Não seria nenhum exagero apontar Cidade dos Homens, série que a Globo exibiu entre 2002 e 2005, como uma das principais séries de sua história. Desdobramento de Palace II, episódio exibido na série Brava Gente, em 2000, a trama que narrou as aventuras de Laranjinha (Darlan Cunha) e Acerola (Douglas Silva) surgiu em plena efervescência do cinema nacional calcado no “favela movie”, e é considerada “parente” do longa Cidade de Deus, que fez história no Brasil e no mundo.

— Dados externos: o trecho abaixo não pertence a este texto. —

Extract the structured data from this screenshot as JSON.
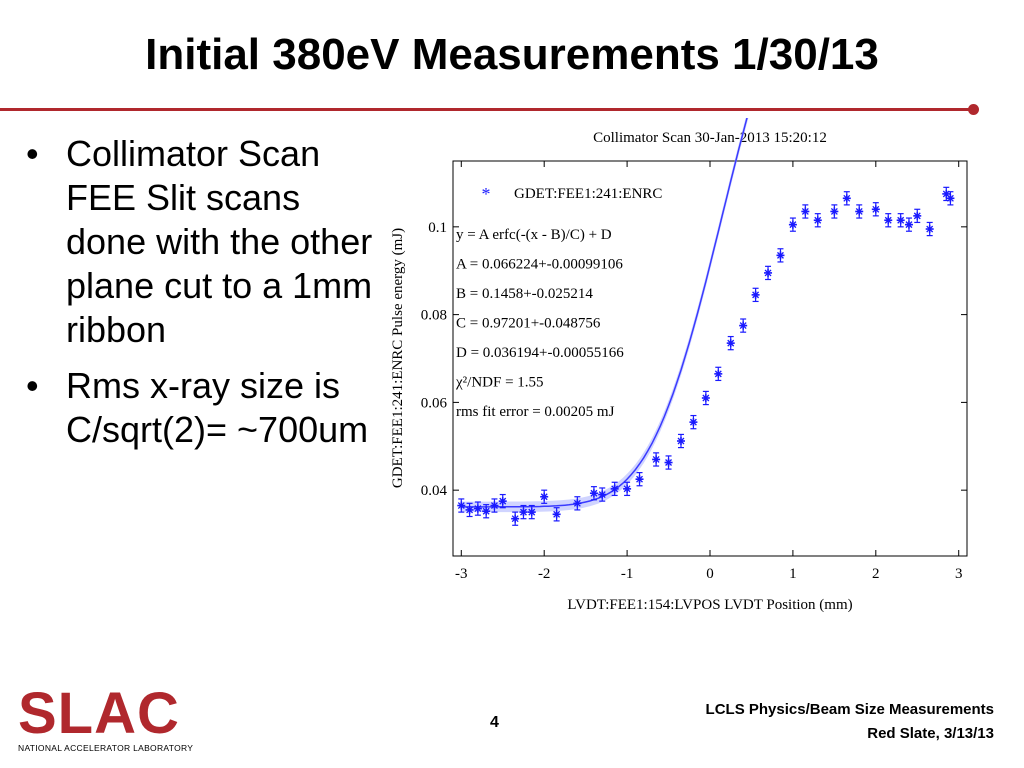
{
  "slide": {
    "title": "Initial 380eV Measurements 1/30/13",
    "bullets": [
      "Collimator Scan FEE Slit scans done with the other plane cut to a 1mm ribbon",
      "Rms x-ray size is C/sqrt(2)= ~700um"
    ],
    "bullet_glyph": "•",
    "page_number": "4",
    "footer_line1": "LCLS Physics/Beam Size Measurements",
    "footer_line2": "Red Slate, 3/13/13",
    "logo_text": "SLAC",
    "logo_subtext": "NATIONAL ACCELERATOR LABORATORY",
    "accent_color": "#b0282d"
  },
  "chart_data": {
    "type": "scatter",
    "title": "Collimator Scan 30-Jan-2013 15:20:12",
    "xlabel": "LVDT:FEE1:154:LVPOS LVDT Position (mm)",
    "ylabel": "GDET:FEE1:241:ENRC Pulse energy (mJ)",
    "xlim": [
      -3.1,
      3.1
    ],
    "ylim": [
      0.025,
      0.115
    ],
    "xticks": [
      -3,
      -2,
      -1,
      0,
      1,
      2,
      3
    ],
    "xtick_labels": [
      "-3",
      "-2",
      "-1",
      "0",
      "1",
      "2",
      "3"
    ],
    "yticks": [
      0.04,
      0.06,
      0.08,
      0.1
    ],
    "ytick_labels": [
      "0.04",
      "0.06",
      "0.08",
      "0.1"
    ],
    "legend": "GDET:FEE1:241:ENRC",
    "legend_position": "top-left",
    "fit_text": [
      "y = A erfc(-(x - B)/C) + D",
      "A = 0.066224+-0.00099106",
      "B =  0.1458+-0.025214",
      "C = 0.97201+-0.048756",
      "D = 0.036194+-0.00055166",
      "χ²/NDF =  1.55",
      "rms fit error = 0.00205 mJ"
    ],
    "fit": {
      "A": 0.066224,
      "B": 0.1458,
      "C": 0.97201,
      "D": 0.036194
    },
    "series": [
      {
        "name": "GDET:FEE1:241:ENRC",
        "color": "#1a1aff",
        "x": [
          -3.0,
          -2.9,
          -2.8,
          -2.7,
          -2.6,
          -2.5,
          -2.35,
          -2.25,
          -2.15,
          -2.0,
          -1.85,
          -1.6,
          -1.4,
          -1.3,
          -1.15,
          -1.0,
          -0.85,
          -0.65,
          -0.5,
          -0.35,
          -0.2,
          -0.05,
          0.1,
          0.25,
          0.4,
          0.55,
          0.7,
          0.85,
          1.0,
          1.15,
          1.3,
          1.5,
          1.65,
          1.8,
          2.0,
          2.15,
          2.3,
          2.4,
          2.5,
          2.65,
          2.85,
          2.9
        ],
        "y": [
          0.0365,
          0.0355,
          0.0358,
          0.0352,
          0.0365,
          0.0375,
          0.0335,
          0.035,
          0.035,
          0.0385,
          0.0345,
          0.037,
          0.0393,
          0.039,
          0.0403,
          0.0403,
          0.0425,
          0.047,
          0.0463,
          0.0512,
          0.0555,
          0.061,
          0.0665,
          0.0735,
          0.0775,
          0.0845,
          0.0895,
          0.0935,
          0.1005,
          0.1035,
          0.1015,
          0.1035,
          0.1065,
          0.1035,
          0.104,
          0.1015,
          0.1015,
          0.1005,
          0.1025,
          0.0995,
          0.1075,
          0.1065
        ],
        "err": 0.0015
      }
    ]
  }
}
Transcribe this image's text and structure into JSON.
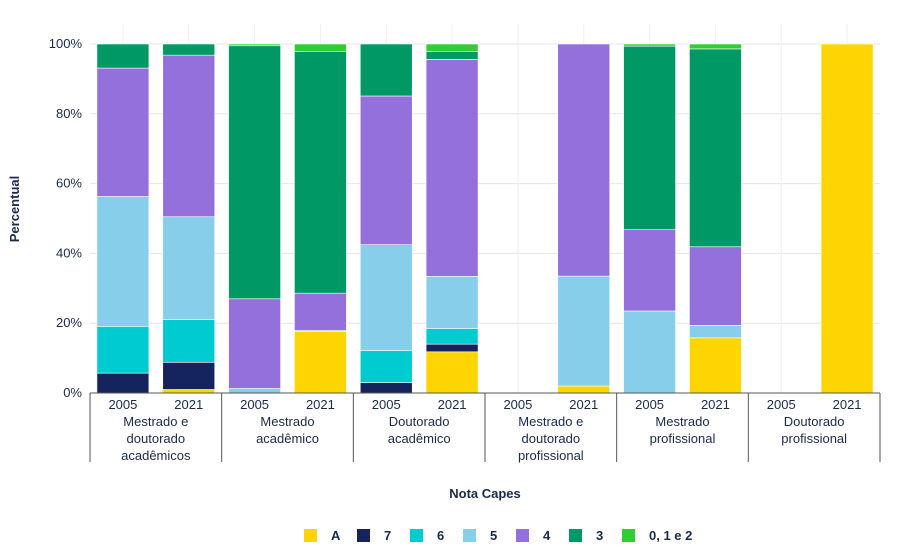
{
  "chart_data": {
    "type": "bar",
    "stacked": true,
    "xlabel": "Nota Capes",
    "ylabel": "Percentual",
    "ylim": [
      0,
      100
    ],
    "yticks": [
      "0%",
      "20%",
      "40%",
      "60%",
      "80%",
      "100%"
    ],
    "grid": true,
    "legend_position": "bottom",
    "groups": [
      {
        "label": "Mestrado e doutorado acadêmicos",
        "lines": [
          "Mestrado e",
          "doutorado",
          "acadêmicos"
        ]
      },
      {
        "label": "Mestrado acadêmico",
        "lines": [
          "Mestrado",
          "acadêmico"
        ]
      },
      {
        "label": "Doutorado acadêmico",
        "lines": [
          "Doutorado",
          "acadêmico"
        ]
      },
      {
        "label": "Mestrado e doutorado profissional",
        "lines": [
          "Mestrado e",
          "doutorado",
          "profissional"
        ]
      },
      {
        "label": "Mestrado profissional",
        "lines": [
          "Mestrado",
          "profissional"
        ]
      },
      {
        "label": "Doutorado profissional",
        "lines": [
          "Doutorado",
          "profissional"
        ]
      }
    ],
    "years": [
      "2005",
      "2021"
    ],
    "series": [
      {
        "name": "A",
        "color": "#ffd500",
        "values": [
          0,
          1,
          0,
          17.6,
          0,
          11.8,
          0,
          2,
          0,
          15.8,
          0,
          100
        ]
      },
      {
        "name": "7",
        "color": "#16245e",
        "values": [
          5.7,
          7.8,
          0,
          0,
          3,
          2.2,
          0,
          0,
          0,
          0,
          0,
          0
        ]
      },
      {
        "name": "6",
        "color": "#00cbd0",
        "values": [
          13.4,
          12.3,
          0,
          0,
          9.2,
          4.5,
          0,
          0,
          0,
          0,
          0,
          0
        ]
      },
      {
        "name": "5",
        "color": "#87ceeb",
        "values": [
          37.2,
          29.4,
          1.3,
          0.3,
          30.3,
          14.9,
          0,
          31.5,
          23.5,
          3.6,
          0,
          0
        ]
      },
      {
        "name": "4",
        "color": "#9370db",
        "values": [
          36.8,
          46.3,
          25.7,
          10.7,
          42.6,
          62.2,
          0,
          66.5,
          23.3,
          22.5,
          0,
          0
        ]
      },
      {
        "name": "3",
        "color": "#009966",
        "values": [
          6.9,
          3.2,
          72.5,
          69.2,
          14.9,
          2.2,
          0,
          0,
          52.6,
          56.7,
          0,
          0
        ]
      },
      {
        "name": "0, 1 e 2",
        "color": "#33cc33",
        "values": [
          0,
          0,
          0.5,
          2.2,
          0,
          2.2,
          0,
          0,
          0.6,
          1.4,
          0,
          0
        ]
      }
    ]
  }
}
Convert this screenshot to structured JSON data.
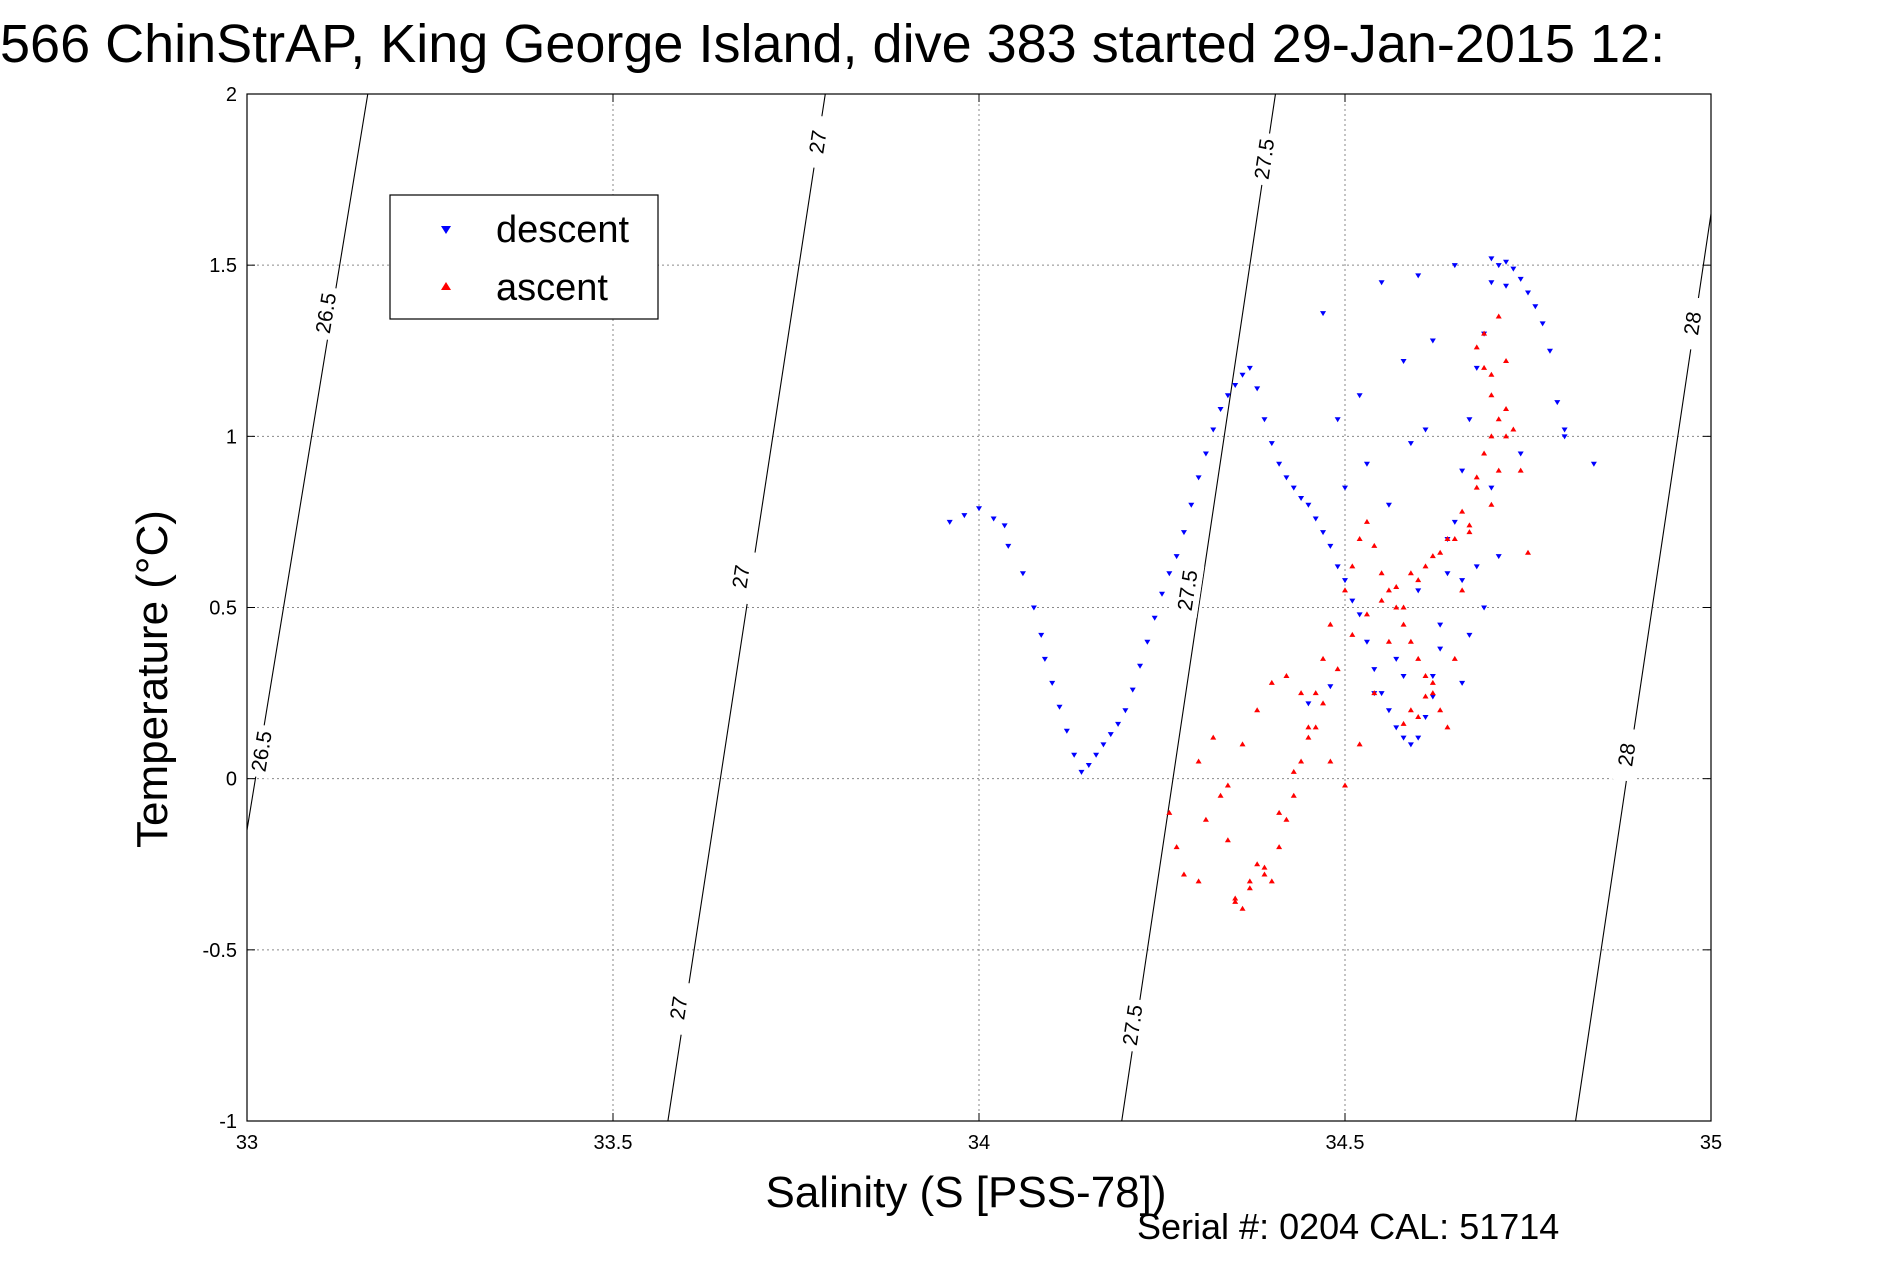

O grande trunfo das quatro temporadas originais de Cidade dos Homens (todas curtas, compostas por quatro ou cinco episódios) é a verdade impressa no roteiro assinado por grifes como Fernando Meirelles, Jorge Furtado, Kátia Lund, Paulo Lins, George Moura, Paulo Morelli, Newton Cannito e Regina Casé, entre outros. Verdade no trato do cotidiano da favela, tomada não apenas pelo tráfico e pela violência, mas também pelo dia-a-dia de gente honesta e trabalhadora. E verdade no trato da passagem pela adolescência, quando o jovem passa a viver os dilemas típicos da fase em que a vida adulta bate à porta. Laranjinha e Acerola eram jovens que viviam numa comunidade, vivendo conflitos típicos do ambiente, mas também típicos da idade em que se encontravam. Entre 2002 e 2005, ambos cresceram diante do público, permitindo com que cada temporada narrasse um momento do desenvolvimento de ambos.

Por conta da competência do roteiro e da direção da equipe da O2, de Fernando Meirelles, Cidade dos Homens deixou a sua marca e contou, sempre, com a boa receptividade do público a cada safra de episódios. A atração ganhou ainda um longa-metragem, que funcionou como uma espécie de conclusão da saga dos dois rapazes. Mas tal conclusão não se mostrou definitiva, já que uma nova temporada da série foi lançada pela Globo. Com quatro capítulos exibidos até sexta-feira (20), a série retorna com a premissa de mostrar como estão, hoje, Laranjinha e Acerola, e ainda relembrar importantes passagens das temporadas anteriores.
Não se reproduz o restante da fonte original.